Implementation guide
Below is a schematic implementation of the above changes:
For a complete example on how to use SOCI snapshotter, please refer to this guide.
apiVersion: karpenter.k8s.aws/v1
kind: EC2NodeClass
metadata:
name: soci-snapshotter
spec:
role: KarpenterNodeRole-my-cluster
instanceStorePolicy: RAID0
subnetSelectorTerms:
- tags:
karpenter.sh/discovery: my-cluster-private
securityGroupSelectorTerms:
- tags:
karpenter.sh/discovery: my-cluster-private
amiSelectorTerms:
- alias: al2023@latest
userData: |
MIME-Version: 1.0
Content-Type: multipart/mixed; boundary="//"
--//
Content-Type: text/x-shellscript; charset="us-ascii"
# 1. Detect the architecture
# 2. Download the v0.11.0+ SOCI snapshotter version
# at https://github.com/awslabs/soci-snapshotter/releases/download/...
# 3. Configure the snapshotter by creating a config.toml file
# 4. Configure the snapshotter service by creating a systemd config file
# 5. Enable the snapshotter
--//
Content-Type: application/node.eks.aws
apiVersion: node.eks.aws/v1alpha1
kind: NodeConfig
spec:
kubelet:
config:
imageServiceEndpoint: unix:///run/soci-snapshotter-grpc/soci-snapshotter-grpc.sock
containerd:
config: |
[proxy_plugins.soci]
type = "snapshot"
address = "/run/soci-snapshotter-grpc/soci-snapshotter-grpc.sock"
[proxy_plugins.soci.exports]
root = "/var/lib/containerd/io.containerd.snapshotter.v1.soci"

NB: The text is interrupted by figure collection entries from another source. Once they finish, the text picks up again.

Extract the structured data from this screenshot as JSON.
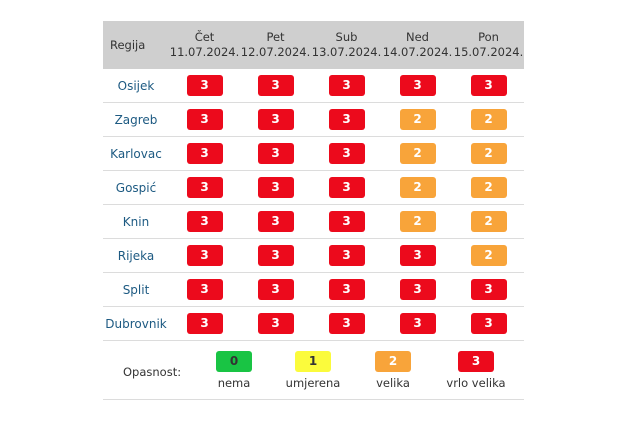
{
  "header": {
    "region_label": "Regija",
    "days": [
      {
        "day": "Čet",
        "date": "11.07.2024."
      },
      {
        "day": "Pet",
        "date": "12.07.2024."
      },
      {
        "day": "Sub",
        "date": "13.07.2024."
      },
      {
        "day": "Ned",
        "date": "14.07.2024."
      },
      {
        "day": "Pon",
        "date": "15.07.2024."
      }
    ]
  },
  "rows": [
    {
      "region": "Osijek",
      "levels": [
        "3",
        "3",
        "3",
        "3",
        "3"
      ]
    },
    {
      "region": "Zagreb",
      "levels": [
        "3",
        "3",
        "3",
        "2",
        "2"
      ]
    },
    {
      "region": "Karlovac",
      "levels": [
        "3",
        "3",
        "3",
        "2",
        "2"
      ]
    },
    {
      "region": "Gospić",
      "levels": [
        "3",
        "3",
        "3",
        "2",
        "2"
      ]
    },
    {
      "region": "Knin",
      "levels": [
        "3",
        "3",
        "3",
        "2",
        "2"
      ]
    },
    {
      "region": "Rijeka",
      "levels": [
        "3",
        "3",
        "3",
        "3",
        "2"
      ]
    },
    {
      "region": "Split",
      "levels": [
        "3",
        "3",
        "3",
        "3",
        "3"
      ]
    },
    {
      "region": "Dubrovnik",
      "levels": [
        "3",
        "3",
        "3",
        "3",
        "3"
      ]
    }
  ],
  "legend": {
    "title": "Opasnost:",
    "items": [
      {
        "level": "0",
        "label": "nema"
      },
      {
        "level": "1",
        "label": "umjerena"
      },
      {
        "level": "2",
        "label": "velika"
      },
      {
        "level": "3",
        "label": "vrlo velika"
      }
    ]
  },
  "colors": {
    "level_0": "#19c444",
    "level_1": "#fbfb3c",
    "level_2": "#f8a43a",
    "level_3": "#ec0a1c",
    "header_bg": "#cfcfcf",
    "region_text": "#1d5a82"
  }
}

[plugins."io.containerd.grpc.v1.cri".containerd]
snapshotter = "soci"
disable_snapshot_annotations = false
discard_unpacked_layers = false
--//
Main benefits
The solution provides a direct improvement to the image pull process by plugging a more performant snapshotter into containerd on a worker node.
Additional benefits
This solution requires no changes to the development process, no additional infrastructure and once enabled by default, no changes in code or configuration.
Trade-offs
Before the snapshotter becomes the default, this requires to implement and maintain a userData
bootstrapping of the worker node described above. Once it becomes the default → none.